My stand up is very spontaneous, sometimes people think I just wandered on to the stage and started talking, which is kind of true. Anyway, I wanted to try a more ‘written’ show. I talked about it with Roise, the Fringe Director, and she suggested trying a more collaborative approach. She set me up with Gina Moxley as a dramaturg (she basically drags things out of me, eats scones and says really funny things) and Una McKevitt as a director (she is the brains behind Victor and Gourd and Singlehood) so making this show is very exciting and feels different for me. So that’s one way the process has changed. But the main thing is whereas I usually perform in the nip – for this play I’ll be more or less fully clothed.

 

You’re calling this an open love letter to Dublin who you broke up with. Why are you still in love with Dublin?

After 12 years, I moved to London from Dublin.  I don’t know if I’ve moved too far, or not far enough. I feel I’m still close by, and like any creepy ex-girlfriend, I keep track of Dublin through social media and thinly veiled questions to our mutual friends. I suspect my heart is trapped under an old shopping trolley in the Liffey, being guarded by some old Tallaght carp.

 

Where do you live in London? What’s the weirdest thing you’ve had to adapt to?

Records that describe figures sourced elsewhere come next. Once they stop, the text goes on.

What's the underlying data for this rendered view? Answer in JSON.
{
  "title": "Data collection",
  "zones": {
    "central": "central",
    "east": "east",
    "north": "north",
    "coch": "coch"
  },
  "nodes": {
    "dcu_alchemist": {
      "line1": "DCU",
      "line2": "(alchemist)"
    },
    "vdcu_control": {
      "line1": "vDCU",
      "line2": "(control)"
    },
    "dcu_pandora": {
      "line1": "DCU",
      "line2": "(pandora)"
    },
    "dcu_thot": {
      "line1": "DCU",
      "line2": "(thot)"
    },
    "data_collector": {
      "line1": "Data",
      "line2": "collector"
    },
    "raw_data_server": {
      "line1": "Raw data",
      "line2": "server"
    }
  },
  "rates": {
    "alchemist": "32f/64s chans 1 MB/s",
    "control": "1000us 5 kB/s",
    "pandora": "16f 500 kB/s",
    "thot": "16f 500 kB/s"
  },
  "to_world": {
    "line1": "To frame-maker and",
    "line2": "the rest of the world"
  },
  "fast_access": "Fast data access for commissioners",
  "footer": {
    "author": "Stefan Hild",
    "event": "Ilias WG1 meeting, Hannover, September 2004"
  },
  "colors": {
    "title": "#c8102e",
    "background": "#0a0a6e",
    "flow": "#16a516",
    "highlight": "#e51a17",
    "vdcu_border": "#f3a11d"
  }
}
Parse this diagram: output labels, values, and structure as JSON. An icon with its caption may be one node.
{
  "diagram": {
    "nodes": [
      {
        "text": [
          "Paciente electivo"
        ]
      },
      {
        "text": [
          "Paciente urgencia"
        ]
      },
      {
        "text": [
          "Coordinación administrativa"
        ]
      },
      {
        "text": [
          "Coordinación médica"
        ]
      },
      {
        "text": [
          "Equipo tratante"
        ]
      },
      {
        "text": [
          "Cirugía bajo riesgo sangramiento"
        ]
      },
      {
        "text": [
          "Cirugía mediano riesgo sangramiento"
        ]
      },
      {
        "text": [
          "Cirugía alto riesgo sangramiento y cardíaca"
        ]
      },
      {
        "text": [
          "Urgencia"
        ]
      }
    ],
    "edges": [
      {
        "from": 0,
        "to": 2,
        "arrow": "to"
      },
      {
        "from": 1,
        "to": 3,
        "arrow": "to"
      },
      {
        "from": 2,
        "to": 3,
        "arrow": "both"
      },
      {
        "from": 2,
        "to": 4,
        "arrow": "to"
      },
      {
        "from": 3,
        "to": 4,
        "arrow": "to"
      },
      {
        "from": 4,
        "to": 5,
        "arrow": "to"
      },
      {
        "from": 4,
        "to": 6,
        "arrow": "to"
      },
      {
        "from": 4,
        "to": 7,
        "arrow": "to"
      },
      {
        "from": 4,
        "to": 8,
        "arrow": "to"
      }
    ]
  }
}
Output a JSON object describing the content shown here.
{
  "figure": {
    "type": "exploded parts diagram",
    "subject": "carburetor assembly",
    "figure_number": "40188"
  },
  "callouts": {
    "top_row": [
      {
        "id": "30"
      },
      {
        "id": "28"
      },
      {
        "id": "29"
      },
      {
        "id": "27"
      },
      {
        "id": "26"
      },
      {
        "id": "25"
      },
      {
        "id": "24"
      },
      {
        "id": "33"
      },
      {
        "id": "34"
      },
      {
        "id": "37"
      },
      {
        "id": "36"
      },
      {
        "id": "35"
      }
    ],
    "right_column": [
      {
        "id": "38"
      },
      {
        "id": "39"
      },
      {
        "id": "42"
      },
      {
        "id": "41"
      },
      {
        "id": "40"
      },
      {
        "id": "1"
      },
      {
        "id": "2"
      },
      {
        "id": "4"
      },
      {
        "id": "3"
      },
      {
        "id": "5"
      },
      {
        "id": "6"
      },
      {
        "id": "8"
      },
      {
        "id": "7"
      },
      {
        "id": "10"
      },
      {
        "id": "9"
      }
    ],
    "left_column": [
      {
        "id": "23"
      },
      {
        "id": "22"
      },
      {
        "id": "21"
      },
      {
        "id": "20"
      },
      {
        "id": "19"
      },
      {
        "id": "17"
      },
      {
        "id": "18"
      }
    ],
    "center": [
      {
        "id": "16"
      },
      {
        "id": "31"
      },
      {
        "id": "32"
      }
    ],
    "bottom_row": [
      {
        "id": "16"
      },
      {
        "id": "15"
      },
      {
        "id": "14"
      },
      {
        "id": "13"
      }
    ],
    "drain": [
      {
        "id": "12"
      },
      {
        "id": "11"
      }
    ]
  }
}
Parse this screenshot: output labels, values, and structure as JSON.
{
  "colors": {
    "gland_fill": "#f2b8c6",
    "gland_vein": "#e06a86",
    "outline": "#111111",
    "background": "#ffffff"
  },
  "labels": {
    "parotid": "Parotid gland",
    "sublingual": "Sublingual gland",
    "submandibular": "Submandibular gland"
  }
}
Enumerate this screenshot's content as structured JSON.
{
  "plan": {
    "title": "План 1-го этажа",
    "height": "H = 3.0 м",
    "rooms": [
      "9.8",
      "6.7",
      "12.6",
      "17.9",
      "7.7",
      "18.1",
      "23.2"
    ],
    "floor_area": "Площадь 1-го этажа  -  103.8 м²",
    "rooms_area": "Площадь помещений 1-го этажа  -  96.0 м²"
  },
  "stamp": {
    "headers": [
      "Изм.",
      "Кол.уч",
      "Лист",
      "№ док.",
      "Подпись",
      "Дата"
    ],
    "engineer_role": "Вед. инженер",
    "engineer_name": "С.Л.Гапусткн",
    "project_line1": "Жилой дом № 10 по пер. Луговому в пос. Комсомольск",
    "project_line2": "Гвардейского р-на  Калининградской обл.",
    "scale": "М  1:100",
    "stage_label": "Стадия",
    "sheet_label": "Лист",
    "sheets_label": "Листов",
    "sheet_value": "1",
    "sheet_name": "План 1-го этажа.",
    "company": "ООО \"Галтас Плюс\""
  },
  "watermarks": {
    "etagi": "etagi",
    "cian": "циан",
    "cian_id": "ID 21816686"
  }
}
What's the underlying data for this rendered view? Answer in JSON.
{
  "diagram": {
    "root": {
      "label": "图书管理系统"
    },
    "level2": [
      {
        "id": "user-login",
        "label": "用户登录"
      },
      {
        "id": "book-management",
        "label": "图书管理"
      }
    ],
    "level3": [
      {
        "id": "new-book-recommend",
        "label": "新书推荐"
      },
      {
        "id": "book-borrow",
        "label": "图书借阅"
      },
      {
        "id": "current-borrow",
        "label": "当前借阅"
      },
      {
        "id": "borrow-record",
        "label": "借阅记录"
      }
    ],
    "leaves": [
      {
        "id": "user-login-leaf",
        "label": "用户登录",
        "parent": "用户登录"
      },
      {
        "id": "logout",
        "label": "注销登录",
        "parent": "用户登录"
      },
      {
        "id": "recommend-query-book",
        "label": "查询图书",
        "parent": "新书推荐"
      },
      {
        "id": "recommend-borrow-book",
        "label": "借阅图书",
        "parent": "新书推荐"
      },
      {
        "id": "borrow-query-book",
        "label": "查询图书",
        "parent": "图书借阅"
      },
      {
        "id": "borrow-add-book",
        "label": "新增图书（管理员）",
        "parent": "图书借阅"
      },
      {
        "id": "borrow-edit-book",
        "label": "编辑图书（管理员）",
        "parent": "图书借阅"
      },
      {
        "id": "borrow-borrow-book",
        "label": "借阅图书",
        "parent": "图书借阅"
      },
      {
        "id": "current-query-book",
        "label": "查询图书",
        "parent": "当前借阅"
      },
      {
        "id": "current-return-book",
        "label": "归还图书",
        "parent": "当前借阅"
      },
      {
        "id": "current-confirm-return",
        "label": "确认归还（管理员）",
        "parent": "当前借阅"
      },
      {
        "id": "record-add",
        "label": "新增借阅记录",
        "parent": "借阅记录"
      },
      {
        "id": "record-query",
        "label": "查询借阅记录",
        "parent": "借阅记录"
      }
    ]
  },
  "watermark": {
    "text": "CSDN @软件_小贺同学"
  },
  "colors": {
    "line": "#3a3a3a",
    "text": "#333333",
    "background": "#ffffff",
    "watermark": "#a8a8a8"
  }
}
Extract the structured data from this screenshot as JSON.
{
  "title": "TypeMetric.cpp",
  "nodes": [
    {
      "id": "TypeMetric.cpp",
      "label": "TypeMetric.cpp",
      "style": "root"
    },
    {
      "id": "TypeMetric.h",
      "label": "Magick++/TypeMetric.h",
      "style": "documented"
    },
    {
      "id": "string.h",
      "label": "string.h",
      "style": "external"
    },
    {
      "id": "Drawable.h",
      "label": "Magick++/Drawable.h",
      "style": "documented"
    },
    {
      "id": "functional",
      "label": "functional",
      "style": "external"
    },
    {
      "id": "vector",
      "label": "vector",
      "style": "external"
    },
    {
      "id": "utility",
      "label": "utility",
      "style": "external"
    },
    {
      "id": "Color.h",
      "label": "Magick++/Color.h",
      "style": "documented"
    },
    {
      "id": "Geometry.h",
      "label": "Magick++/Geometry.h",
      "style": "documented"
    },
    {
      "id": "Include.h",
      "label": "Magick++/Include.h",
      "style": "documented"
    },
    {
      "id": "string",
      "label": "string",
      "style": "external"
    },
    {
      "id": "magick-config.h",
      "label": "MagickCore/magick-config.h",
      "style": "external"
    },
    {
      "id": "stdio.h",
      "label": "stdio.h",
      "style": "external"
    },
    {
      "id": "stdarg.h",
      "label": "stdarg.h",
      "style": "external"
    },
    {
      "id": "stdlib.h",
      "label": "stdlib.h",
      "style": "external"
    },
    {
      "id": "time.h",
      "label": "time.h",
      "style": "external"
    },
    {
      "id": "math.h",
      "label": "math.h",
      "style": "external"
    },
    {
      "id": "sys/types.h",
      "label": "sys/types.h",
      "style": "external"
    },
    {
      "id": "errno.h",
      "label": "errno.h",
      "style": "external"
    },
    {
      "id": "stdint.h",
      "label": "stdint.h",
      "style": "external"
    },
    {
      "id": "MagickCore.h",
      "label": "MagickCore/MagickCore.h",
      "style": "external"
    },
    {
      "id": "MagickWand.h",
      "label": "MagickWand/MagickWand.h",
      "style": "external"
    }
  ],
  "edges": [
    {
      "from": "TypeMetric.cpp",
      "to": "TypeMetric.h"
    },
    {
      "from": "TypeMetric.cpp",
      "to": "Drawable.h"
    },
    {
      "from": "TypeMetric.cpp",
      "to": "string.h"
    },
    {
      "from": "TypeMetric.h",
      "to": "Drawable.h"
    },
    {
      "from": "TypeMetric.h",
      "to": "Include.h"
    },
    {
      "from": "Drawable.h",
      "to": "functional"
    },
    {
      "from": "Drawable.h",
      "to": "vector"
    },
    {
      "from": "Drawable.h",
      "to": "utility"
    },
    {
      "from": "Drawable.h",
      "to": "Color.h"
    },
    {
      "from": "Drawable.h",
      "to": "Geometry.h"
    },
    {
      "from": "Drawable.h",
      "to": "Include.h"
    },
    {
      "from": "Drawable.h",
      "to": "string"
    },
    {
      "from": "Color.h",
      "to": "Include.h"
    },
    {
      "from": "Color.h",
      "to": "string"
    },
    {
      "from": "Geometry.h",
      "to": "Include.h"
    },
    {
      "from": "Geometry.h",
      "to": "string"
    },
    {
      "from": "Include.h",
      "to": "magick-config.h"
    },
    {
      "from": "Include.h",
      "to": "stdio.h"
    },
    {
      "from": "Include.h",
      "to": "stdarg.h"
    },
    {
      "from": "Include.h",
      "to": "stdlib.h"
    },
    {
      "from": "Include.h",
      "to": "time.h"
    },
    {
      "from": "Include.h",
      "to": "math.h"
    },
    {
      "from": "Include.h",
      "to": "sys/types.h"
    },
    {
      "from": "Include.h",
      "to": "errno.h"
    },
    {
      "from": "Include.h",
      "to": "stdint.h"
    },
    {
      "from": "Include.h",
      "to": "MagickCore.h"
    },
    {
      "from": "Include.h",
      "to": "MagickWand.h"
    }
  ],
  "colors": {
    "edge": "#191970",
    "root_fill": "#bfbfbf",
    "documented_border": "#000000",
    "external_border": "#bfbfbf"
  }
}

I live in Hackney, in a neighbourhood full of Victorian-looking gentlemen riding fixed wheel bikes in tiny jeans past elderly Cypriot men and me, shaking our heads slowly as we sit drinking on our stoops. I like it, though there are chicken bones all over the ground. The weirdest thing about London, for me, is not knowing anybody and nobody knowing me. Some days I love that and skip around the streets like a dopey lamb. Other days I think ‘Wow – I could unravel here and it wouldn’t change a thing’ – then I get to skipping as quickly as I can.

 

Moving City debuts at Fringe 2013 on September 17th at 7pm (€14) and runs from September 18th to 21st with nightly shows at 7pm (€18/16 conc.) at the Smock Alley Theatre.